The House of Representatives last week passed an amendment offered by Rep. Chris Smith (R-NJ) aimed at improving medical care and oversight for high-stress military training programs in response to the tragic death of Manalapan Navy SEAL candidate Kyle Mullen, who passed away in February after completing the Navy’s rigorous “Hell Week” training.
Named for Kyle—“Kyle Mullen Naval Safety Enhancements”—the amendment directs the Secretary of Defense to conduct an appraisal of current standards and provide recommendations for improved medical care and oversight of individuals in the Navy engaged in high-stress trainings, like the Navy SEALs, to better ensure sailor safety and prevent long-term injury, illness, and death.
“Kyle’s mother Regina, a nurse, told me in a heartbreaking conversation in her home that Kyle’s death could have been prevented had her son received timely medical attention,” said Smith, whose amendment to the National Defense Authorization Act (NDAA) for Fiscal Year 2023 passed with broad bipartisan support.

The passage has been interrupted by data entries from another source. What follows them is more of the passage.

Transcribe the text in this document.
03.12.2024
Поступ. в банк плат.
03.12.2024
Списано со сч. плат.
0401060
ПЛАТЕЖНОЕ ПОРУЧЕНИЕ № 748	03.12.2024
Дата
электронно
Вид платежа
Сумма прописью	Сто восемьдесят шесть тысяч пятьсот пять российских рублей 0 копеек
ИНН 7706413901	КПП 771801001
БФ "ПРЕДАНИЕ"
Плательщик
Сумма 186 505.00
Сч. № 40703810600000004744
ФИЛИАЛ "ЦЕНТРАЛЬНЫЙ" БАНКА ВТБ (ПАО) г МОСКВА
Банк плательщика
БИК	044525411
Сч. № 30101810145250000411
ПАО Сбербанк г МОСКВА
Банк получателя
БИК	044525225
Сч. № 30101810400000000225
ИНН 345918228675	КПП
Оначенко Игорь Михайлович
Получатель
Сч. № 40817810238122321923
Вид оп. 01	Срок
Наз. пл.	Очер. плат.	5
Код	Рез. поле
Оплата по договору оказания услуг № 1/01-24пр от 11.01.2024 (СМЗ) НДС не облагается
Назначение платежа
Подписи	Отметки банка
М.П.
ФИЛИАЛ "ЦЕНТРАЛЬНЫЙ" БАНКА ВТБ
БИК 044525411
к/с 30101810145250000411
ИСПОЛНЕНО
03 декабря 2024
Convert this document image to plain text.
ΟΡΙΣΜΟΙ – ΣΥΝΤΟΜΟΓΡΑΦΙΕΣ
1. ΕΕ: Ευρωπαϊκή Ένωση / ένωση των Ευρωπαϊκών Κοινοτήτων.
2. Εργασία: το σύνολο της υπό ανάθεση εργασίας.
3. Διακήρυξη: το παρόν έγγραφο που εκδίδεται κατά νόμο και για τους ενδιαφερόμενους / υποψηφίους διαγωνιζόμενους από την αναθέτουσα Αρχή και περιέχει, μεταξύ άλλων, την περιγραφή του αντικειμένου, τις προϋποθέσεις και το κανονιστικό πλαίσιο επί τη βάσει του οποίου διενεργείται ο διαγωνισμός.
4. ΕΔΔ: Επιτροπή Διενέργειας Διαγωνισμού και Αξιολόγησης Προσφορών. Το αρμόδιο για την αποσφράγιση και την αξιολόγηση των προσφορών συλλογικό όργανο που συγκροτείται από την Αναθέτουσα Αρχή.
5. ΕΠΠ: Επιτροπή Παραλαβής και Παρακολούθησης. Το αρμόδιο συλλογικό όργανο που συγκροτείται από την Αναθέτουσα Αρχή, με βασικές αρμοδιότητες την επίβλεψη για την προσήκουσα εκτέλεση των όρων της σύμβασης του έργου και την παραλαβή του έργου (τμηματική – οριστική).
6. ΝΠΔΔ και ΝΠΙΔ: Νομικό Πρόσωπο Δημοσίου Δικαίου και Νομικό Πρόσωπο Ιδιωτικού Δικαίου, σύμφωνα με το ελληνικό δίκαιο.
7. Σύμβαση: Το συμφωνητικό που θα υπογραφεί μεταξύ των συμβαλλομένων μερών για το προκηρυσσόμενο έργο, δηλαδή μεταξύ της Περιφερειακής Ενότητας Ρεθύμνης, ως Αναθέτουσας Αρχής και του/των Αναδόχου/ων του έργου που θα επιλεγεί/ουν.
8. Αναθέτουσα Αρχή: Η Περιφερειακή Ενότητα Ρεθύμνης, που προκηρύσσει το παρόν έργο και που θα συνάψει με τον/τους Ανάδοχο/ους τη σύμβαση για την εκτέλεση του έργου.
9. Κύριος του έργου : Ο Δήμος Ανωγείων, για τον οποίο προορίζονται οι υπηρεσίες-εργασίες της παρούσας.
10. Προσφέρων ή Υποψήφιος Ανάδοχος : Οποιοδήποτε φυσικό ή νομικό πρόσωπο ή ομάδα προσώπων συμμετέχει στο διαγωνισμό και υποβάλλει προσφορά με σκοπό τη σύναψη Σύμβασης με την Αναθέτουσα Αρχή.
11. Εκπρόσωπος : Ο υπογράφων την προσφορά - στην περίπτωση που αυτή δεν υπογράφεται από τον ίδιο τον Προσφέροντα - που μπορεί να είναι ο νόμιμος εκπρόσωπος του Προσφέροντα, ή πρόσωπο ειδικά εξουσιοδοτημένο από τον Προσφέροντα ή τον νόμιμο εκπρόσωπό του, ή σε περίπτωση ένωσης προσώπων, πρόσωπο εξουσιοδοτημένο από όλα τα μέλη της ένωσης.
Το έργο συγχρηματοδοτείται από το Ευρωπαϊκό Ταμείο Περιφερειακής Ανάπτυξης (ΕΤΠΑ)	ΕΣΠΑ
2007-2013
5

“Regina has many questions that demand answers,” Smith said. “Meanwhile, this grieving mom has made it clear and with great urgency and resolve that Congress and the Department of Defense must insist that medical care, aggressive monitoring, and oversight be provided now—without delay—to every Navy Seal candidate during high-stress training.”
A world class athlete and basketball standout, Kyle was captain of both Manalapan High School and Yale University Football teams before joining the Navy.
“Kyle was an extraordinary talented and gifted young man—a true leader who selflessly enlisted in the Navy to serve our nation and protect our freedom,” said Smith, who vowed to continue helping Regina Mullen as she seeks to ensure proper medical support is available for Navy SEAL candidates.
Adopted and passed by the House as part of the NDAA, Smith’s amendment now moves to the Senate for their consideration.